Yanis Varoufakis (foto LaPresse)

Perché per i mercati e i partner Ue l'Italia è la nuova Grecia

David Carretta

La situazione è diversa ma il rischio è lo stesso: il populismo spacca tutto porta alle code ai bancomat e all’uscita dall’euro

Strasburgo. L’Italia non è la Grecia ma, agli occhi dell’Unione europea, l’Italia in mano al governo populista ricorda sempre più la Grecia della coppia Tsipras-Varoufakis che portò il paese a uno scontro esistenziale con i creditori della zona euro e sull’orlo dell’uscita dall’unione economica e monetaria. Un ministro che si presenta all’Eurogruppo senza uno straccio di documento per discutere con i suoi colleghi responsabili delle Finanze? Era già accaduto nel febbraio del 2015 quando Yanis Varoufakis annunciò la fine della Troika senza presentare proposte concrete sulle riforme che Atene era disposta a fare per continuare a ricevere gli aiuti internazionali.
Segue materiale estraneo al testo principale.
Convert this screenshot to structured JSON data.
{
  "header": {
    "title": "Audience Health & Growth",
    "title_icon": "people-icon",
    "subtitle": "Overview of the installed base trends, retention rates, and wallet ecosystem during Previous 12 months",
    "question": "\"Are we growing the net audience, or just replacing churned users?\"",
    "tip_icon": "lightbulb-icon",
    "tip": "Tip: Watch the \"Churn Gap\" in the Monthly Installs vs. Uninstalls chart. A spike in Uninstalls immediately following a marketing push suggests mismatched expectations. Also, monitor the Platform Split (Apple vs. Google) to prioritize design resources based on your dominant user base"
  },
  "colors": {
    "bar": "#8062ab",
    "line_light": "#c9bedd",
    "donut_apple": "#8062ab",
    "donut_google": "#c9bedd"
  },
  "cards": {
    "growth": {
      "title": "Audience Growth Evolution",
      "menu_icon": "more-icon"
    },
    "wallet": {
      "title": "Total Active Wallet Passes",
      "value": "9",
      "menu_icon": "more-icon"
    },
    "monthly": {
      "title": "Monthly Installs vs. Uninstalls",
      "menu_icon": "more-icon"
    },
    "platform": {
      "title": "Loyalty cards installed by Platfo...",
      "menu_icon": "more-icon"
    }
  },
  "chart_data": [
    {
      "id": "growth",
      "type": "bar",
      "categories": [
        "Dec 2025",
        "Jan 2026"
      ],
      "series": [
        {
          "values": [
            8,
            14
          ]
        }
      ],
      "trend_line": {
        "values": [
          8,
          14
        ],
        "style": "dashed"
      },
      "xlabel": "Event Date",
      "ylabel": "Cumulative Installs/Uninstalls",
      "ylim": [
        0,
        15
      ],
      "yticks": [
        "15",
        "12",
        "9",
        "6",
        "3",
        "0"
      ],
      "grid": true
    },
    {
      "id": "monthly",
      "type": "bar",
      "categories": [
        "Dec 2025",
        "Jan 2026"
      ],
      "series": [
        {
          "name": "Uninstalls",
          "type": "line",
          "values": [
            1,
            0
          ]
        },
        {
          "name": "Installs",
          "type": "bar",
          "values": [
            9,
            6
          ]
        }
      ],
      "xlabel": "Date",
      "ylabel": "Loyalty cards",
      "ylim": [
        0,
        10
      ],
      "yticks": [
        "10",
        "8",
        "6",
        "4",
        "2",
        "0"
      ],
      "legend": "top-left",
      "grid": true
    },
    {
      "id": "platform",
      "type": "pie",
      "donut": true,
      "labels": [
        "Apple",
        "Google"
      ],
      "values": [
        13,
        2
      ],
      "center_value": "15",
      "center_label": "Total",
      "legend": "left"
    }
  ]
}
Una squadra di governo improvvisata che disprezza i tecnici, cerca di epurare i ministeri ed è incapace di approvare una nota di aggiornamento del Def che vada oltre il volantino elettorale? Era stata la pratica di governo di Alexis Tsipras per tutti i primi sei mesi del 2015. Primi ministri e ministri che chiedono i danni ai partner europei e denunciano complotti per umiliare la nazione? Erano gli slogan correnti di Tsipras e Varoufakis, contro la Germania che non aveva mai versato le riparazioni di guerra o il Fondo monetario internazionale che pretendeva la riforma delle pensioni. Un quotidiano che titola a tutta pagina “L’Europa scatena lo spread per far cedere il governo”? Il Fatto si è trasformato nell’Avgi, il giornale di Syriza che aizzava il popolo contro i torturatori della Troika. Un responsabile della maggioranza in un posto chiave come la commissione Bilancio della Camera che evoca la soluzione di tutti i problemi fuori dall’euro: era il ritornello dell’ala dura di Syriza fino a quando Wolfang Schäuble nel luglio di quell’anno non mise sul tavolo la proposta della sospensione per cinque anni della Grecia dalla zona euro.

 

 

L’Italia non è la Grecia, nel senso che non è sotto programma di assistenza come Atene fino a qualche settimana fa, non ha dovuto aspettare 3 anni per togliere i controlli sui capitali e può continuare a finanziarsi sui mercati anche se a tassi sempre più alti. Ma lo spread tra i titoli decennali italiani e quelli greci si è ridotto a circa 80 punti base: in termini di fiducia degli investitori, l’Italia è sempre più come la Grecia. Ma l’Italia per l’Ue è qualcosa di molto peggio della Grecia. “Può diventare una crisi esistenziale”, dice l’ex premier finlandese, Alexander Stubb, annunciando la sua candidatura come Spitzenkandidat del Partito popolare europeo. “Se ci dovesse essere un attacco speculativo sull’Italia, sarà un altro paio di maniche rispetto alla Grecia”, spiega il capogruppo dei Verdi all’Europarlamento, Philippe Lamberts: “La Grecia è un appendice della zona euro, l’Italia è un organo principale. Sarebbe più difficile risolvere il problema”. Il presidente della Commissione, Jean-Claude Juncker, non vuole per l’Italia “un’altra crisi Grecia”. Ma “in teoria è possibile”, dice al Foglio il ministro delle Finanze finlandese, Petteri Orpo, I responsabili di governo in Italia sanno “esattamente qual è la situazione. Sono sui mercati. Se prendono le decisioni sbagliate i mercati reagiranno e non sarà positivo per loro. Ecco perché penso che dovrebbero aggiustare le loro proposte”, spiega Orpo.

 

I ministri delle Finanze dell’Eurogruppo lunedì hanno dato due giorni di tempo a Giovanni Tria per negoziare con Luigi Di Maio e Matteo Salvini una retromarcia sul deficit allo 2,4 per cento. Come nel 2015 con la Grecia, l’Ue è convinta di poter negoziare e arrivare a un compromesso. Il rischio è di commettere lo stesso errore di allora: aspettare 6 mesi prima di far capire ai greci che il populismo spacca tutto porta alle code ai bancomat, alla fine della liquidità alle banche e alla porta di uscita dall’euro.